Bovendien hebben homologe chromosomen deel uitgemaakt van de uitlijnings-, synaps- en crossover-processen. Dat wil zeggen, ze zijn onafscheidelijk van de synaptonemische complexen die de recombinatie en correcte scheiding van de betrokken DNA-moleculen mogelijk hebben gemaakt. Je moet ze ook scheiden.
In tegenstelling tot mitose, moet je bij meiose vier strengen DNA scheiden in plaats van twee. Dit wordt bereikt door eerst de homologe chromosomen (metafase I) en vervolgens de zusterchromatiden (metafase II) te scheiden..
De juiste positie van de chromosomen in de equatoriale plaat van metafase I wordt bereikt door de chiasmata. Chiasmen leggen homologe chromosomen bloot zodat ze naar de polen migreren.
Bovendien, hoewel homologe chromosomen een bipolaire oriëntatie moeten hebben, mogen zusterchromatiden dat niet doen. Dat wil zeggen, in metafase I, in tegenstelling tot II, moeten de zusterchromatiden van elk homoloog chromosoom monopolair zijn (en tegengesteld aan dat van het homologe paar).
Dit wordt bereikt door specifieke eiwitten die tijdens metafase I binden aan de kinetochoor van zusterchromatiden. .
Tijdens metafase II staan de chromosomen op een lijn op de equatoriale plaat met de kinetochoor van elke zusterchromatide tegenover tegenovergestelde polen.

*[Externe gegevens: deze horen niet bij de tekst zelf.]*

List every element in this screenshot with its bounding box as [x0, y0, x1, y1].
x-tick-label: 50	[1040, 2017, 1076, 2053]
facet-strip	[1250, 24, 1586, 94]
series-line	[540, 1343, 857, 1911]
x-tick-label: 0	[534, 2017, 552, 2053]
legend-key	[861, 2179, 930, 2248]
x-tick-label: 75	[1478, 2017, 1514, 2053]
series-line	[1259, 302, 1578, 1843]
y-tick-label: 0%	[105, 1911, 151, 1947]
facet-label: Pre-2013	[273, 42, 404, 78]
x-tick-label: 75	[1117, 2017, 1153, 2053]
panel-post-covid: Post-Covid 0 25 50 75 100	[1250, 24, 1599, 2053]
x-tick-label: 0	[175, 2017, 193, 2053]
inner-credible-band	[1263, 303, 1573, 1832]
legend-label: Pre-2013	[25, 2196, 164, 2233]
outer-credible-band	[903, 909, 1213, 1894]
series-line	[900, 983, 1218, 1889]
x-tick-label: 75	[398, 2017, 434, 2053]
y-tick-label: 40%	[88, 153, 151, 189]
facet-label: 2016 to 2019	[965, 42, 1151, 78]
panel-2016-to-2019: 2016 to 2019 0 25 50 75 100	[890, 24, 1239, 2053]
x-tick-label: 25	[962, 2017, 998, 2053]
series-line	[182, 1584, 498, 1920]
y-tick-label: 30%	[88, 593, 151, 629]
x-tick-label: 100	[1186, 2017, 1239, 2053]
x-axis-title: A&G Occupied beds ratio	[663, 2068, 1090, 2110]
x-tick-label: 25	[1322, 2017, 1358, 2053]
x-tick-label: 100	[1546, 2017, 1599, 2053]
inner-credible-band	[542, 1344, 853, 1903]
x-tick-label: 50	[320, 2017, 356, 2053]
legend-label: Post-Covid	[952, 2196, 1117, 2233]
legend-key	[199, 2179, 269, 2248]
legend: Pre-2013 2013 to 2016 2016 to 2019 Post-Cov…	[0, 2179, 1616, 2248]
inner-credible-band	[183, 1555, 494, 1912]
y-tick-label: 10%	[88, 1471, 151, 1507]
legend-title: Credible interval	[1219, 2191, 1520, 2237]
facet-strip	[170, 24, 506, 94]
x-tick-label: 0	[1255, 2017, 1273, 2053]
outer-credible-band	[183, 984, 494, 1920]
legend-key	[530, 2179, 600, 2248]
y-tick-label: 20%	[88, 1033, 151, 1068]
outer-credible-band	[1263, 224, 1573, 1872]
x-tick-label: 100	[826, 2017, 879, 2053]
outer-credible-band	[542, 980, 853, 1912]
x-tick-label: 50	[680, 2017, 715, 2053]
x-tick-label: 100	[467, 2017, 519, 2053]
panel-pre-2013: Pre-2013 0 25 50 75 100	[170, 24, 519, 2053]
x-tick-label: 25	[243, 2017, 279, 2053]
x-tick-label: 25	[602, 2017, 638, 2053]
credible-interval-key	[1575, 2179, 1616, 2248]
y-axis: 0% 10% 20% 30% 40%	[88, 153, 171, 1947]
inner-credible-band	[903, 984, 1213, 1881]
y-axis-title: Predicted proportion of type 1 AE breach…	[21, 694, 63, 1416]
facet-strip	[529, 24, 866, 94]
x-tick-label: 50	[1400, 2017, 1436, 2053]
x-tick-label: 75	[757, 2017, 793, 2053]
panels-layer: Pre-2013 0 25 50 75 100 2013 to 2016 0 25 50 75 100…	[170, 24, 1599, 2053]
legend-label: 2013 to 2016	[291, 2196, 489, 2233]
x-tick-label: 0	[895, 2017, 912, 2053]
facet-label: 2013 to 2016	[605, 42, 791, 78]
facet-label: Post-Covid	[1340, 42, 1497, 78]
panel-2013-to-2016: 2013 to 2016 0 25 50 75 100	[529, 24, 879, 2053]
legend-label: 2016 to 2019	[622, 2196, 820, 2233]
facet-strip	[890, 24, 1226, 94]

Dat wil zeggen, nu is uw oriëntatie bipolair. Deze rangschikking van chromosomen is eiwitspecifiek..
Gecontroleerde meiotische metafasen garanderen de productie van gameten met het juiste aantal en de juiste identiteit van chromosomen. Anders kan het verschijnen van personen met significante chromosomale afwijkingen worden bevorderd..
Niemand heeft nog op dit artikel gereageerd.